Christian Life

October 8, 2012

We must remember that the goal of prayer is the ear of God. Unless that is gained, the prayer has utterly failed. The uttering of it may have kindled devotional feeling in our  minds, the hearing of it may have comforted and strengthened the hearts of those with whom we have prayed, but if the prayer has not gained the heart of God, it has failed in its essential purpose.

– Charles Spurgeon –

October 7, 2012

The prayers of holy men appease God’s wrath, drive away temptations, resist and overcome the Devil, procure the ministry and service of angels, rescind the decrees of God. Prayer cures sickness and obtains pardon; it arrests the sun in its course and stays the wheels of the chariot of the moon; it rules over all gods and opens and shuts the storehouses of rain; it unlocks the cabinet of the womb and quenches the violence of fire; it stops the mouths of lions and reconciles our suffering and weak faculties with the violence of torment and violence of persecution; it pleases God and supplies all our need.

– Jeremy Taylor –

October 6, 2012

My creed leads me to think that prayer is efficacious, and surely a day’s asking God to overrule all events for good is not lost.

– James Gilmour –

October 5, 2012

If you would test the character of anything, you only need to inquire whether that thing leads you to God or away from God.

– Watchman Nee –

October 4, 2012

Turn your eyes upon Jesus,
Look full in His wonderful face,
And the things of earth will grow strangely dim,
In the light of His glory and grace.

– Helen H. Lemmel –

October 3, 2012

We are as near to heaven as we are far from self, and far from the love of a sinful world.

– Samuel Rutherford –

October 2, 2012

When once I am persuaded that a thing is right, I go on praying for it. The great point is never to give up till the answer comes. The great fault of the children of God is, They do not continue in prayer; They do not persevere. If they desire anything for God’s glory, They should pray until they get it.

– George Müller –

October 1, 2012

I have nothing too precious for my Lord Jesus. He has asked for my very best; and I give, with all my heart, my very best to Him.

– Dr. Parker –
(worked with Hudson Taylor)

September 30, 2012

The best training for a soldier of Christ is not merely a theological college. They always seem to turn out sausages of varying lengths, tied at each end, without the glorious freedom a Christian ought to abound and rejoice in.

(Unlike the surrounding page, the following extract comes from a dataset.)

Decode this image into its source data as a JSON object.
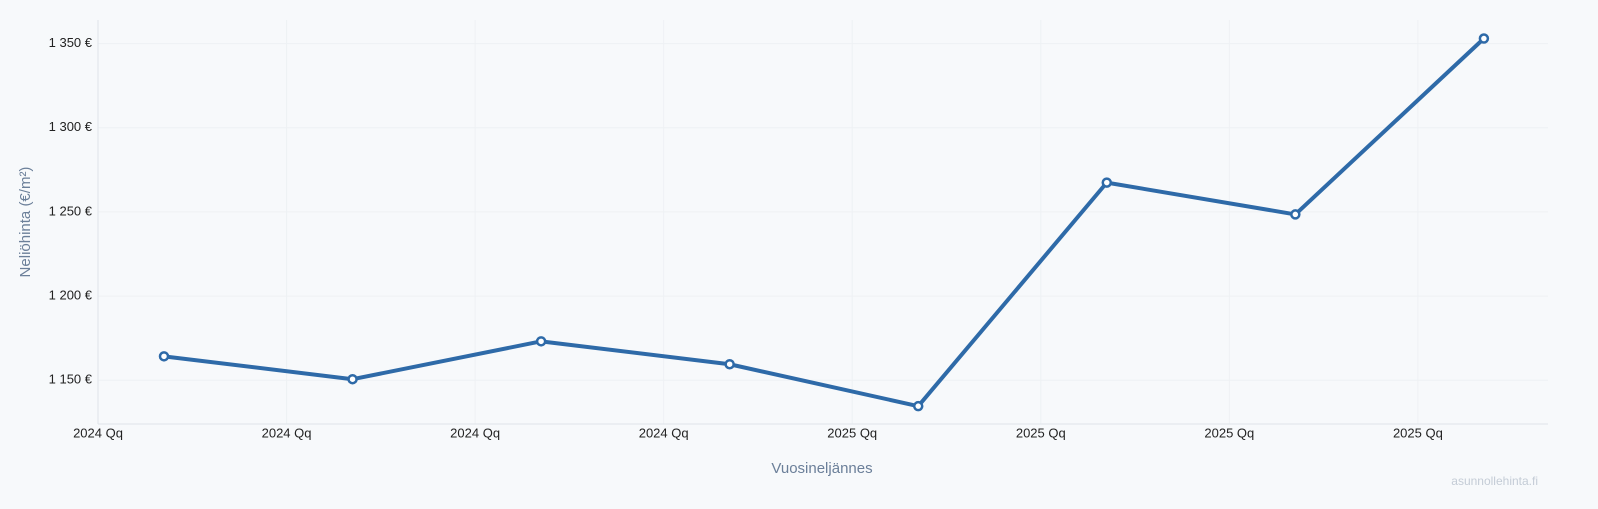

You see, when in hand-to-hand conflict with the world and the devil, neat little biblical confectionery is like shooting lions with a pea-shooter: one needs a man who will let himself go and deliver blows right and left as hard as he can hit, trusting in the Holy Ghost. It’s experience, not preaching that hurts the devil and confounds the world. The training is not that of the schools but of the market: it’s the hot, free heart and not the balanced head that knocks the devil out. Nothing but forked-lightning Christians will count. A lost reputation is the best degree for Christ’s service. It is not so much the degree of arts that is needed, but that of hearts, loyal and true, that love not their lives to the death: large and loving hearts which seek to save the lost multitudes, rather than guard the ninety-nine well-fed sheep in the pen.